Along the way, you’ll meet deities of the Greek pantheon and earn new abilities and weapons with which to take on Typhon’s minions.
The pacing here is excellent, with each upgrade facilitating a “I’ll play for a bit longer” mentality that pushes you from one quest to the next.
Combat is excellent
One of the best parts of Immortals is its combat. While it starts simply, with both quick and heavy attacks and a bow for ranged engagements, it begins to open up as Fenyx gains more of the mythical upgrades strewn throughout the world, and doled out as rewards.
Before long you’ll be parrying some attacks, dodging unblockable ones, and unleashing new skill tree paths.
There are impressive RPG systems, too, with a gear system that offers just enough complexity to be able to flexibly tweak Fenyx’s playstyle without being too obtuse for a relative newcomer.
…Not a Deep Thinker
Less successful are the game’s exploration and puzzle-solving mechanics. With a climbing system that’s more than a tip of the cap to Breath of the Wild, Ubisoft’s open-world is gorgeous – but it never feels like you’re left to discover anything by yourself.
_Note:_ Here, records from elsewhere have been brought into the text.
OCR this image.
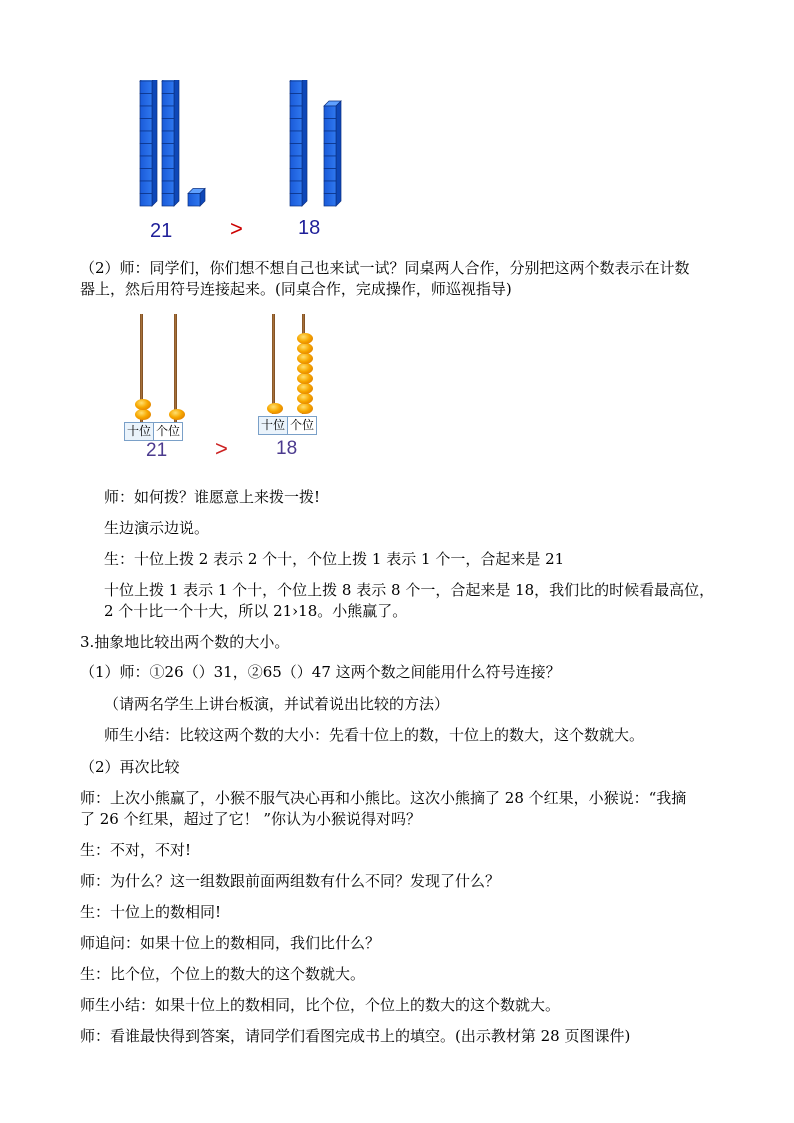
21	>	18
（2）师：同学们，你们想不想自己也来试一试？同桌两人合作，分别把这两个数表示在计数
器上，然后用符号连接起来。(同桌合作，完成操作，师巡视指导)
十位 个位
21 >
十位 个位
18
师：如何拨？谁愿意上来拨一拨!
生边演示边说。
生：十位上拨 2 表示 2 个十，个位上拨 1 表示 1 个一，合起来是 21
十位上拨 1 表示 1 个十，个位上拨 8 表示 8 个一，合起来是 18，我们比的时候看最高位，
2 个十比一个十大，所以 21›18。小熊赢了。
3.抽象地比较出两个数的大小。
（1）师：①26（）31，②65（）47 这两个数之间能用什么符号连接？
（请两名学生上讲台板演，并试着说出比较的方法）
师生小结：比较这两个数的大小：先看十位上的数，十位上的数大，这个数就大。
（2）再次比较
师：上次小熊赢了，小猴不服气决心再和小熊比。这次小熊摘了 28 个红果，小猴说：“我摘
了 26 个红果，超过了它！ ”你认为小猴说得对吗？
生：不对，不对!
师：为什么？这一组数跟前面两组数有什么不同？发现了什么？
生：十位上的数相同!
师追问：如果十位上的数相同，我们比什么？
生：比个位，个位上的数大的这个数就大。
师生小结：如果十位上的数相同，比个位，个位上的数大的这个数就大。
师：看谁最快得到答案，请同学们看图完成书上的填空。(出示教材第 28 页图课件)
Map markers are all over the world once you scan them with Fenyx’s Far-sight ability, but it makes everything feel less like an unexpected discovery and more like a box-ticking exercise.
Similarly, puzzles rarely boil down to anything other than placing items to open doors. Sometimes it’s boulders, sometimes it’s crates, and sometimes it’s flaming arrows to light braziers, but it’s all variations on a theme that feels well worn by the time you reach the game’s conclusion.
Gods and Monsters
Areas are varied, with different biomes to explore
While Fenyx him or herself is very much a cypher for players and lacking in discernible personality, the rest of the cast fares much better.
Despite being built on the formidable, lore-filled skeleton of Ancient Greek mythology, the overall aesthetic of Immortals is closer to a Dreamworks animation.
Characters have large, expressive eyes, occasionally over-the-top accents, and plenty of jokes courtesy of co-narrators Zeus and Prometheus.
While I enjoyed their back and forth bantering and the overall levity of the adventure for the most part, I did feel their constant ribbing of each other felt a little misplaced in more emotional sections.
Elsewhere, Hermes is great fun, offering a cheeky wit and the occasional prank throughout your journey. I relished the chance to bump into these characters, even when they didn’t have a new upgrade for me to earn.
While lacking in originality, Immortals: Fenyx Rising is an exuberant adventure that crams plenty of familiar heroes and Gods into a vibrant open world.
It would have been nicer to be able to stumble upon its secrets in a less obvious way, but it’s one of the most pleasant surprises of 2020.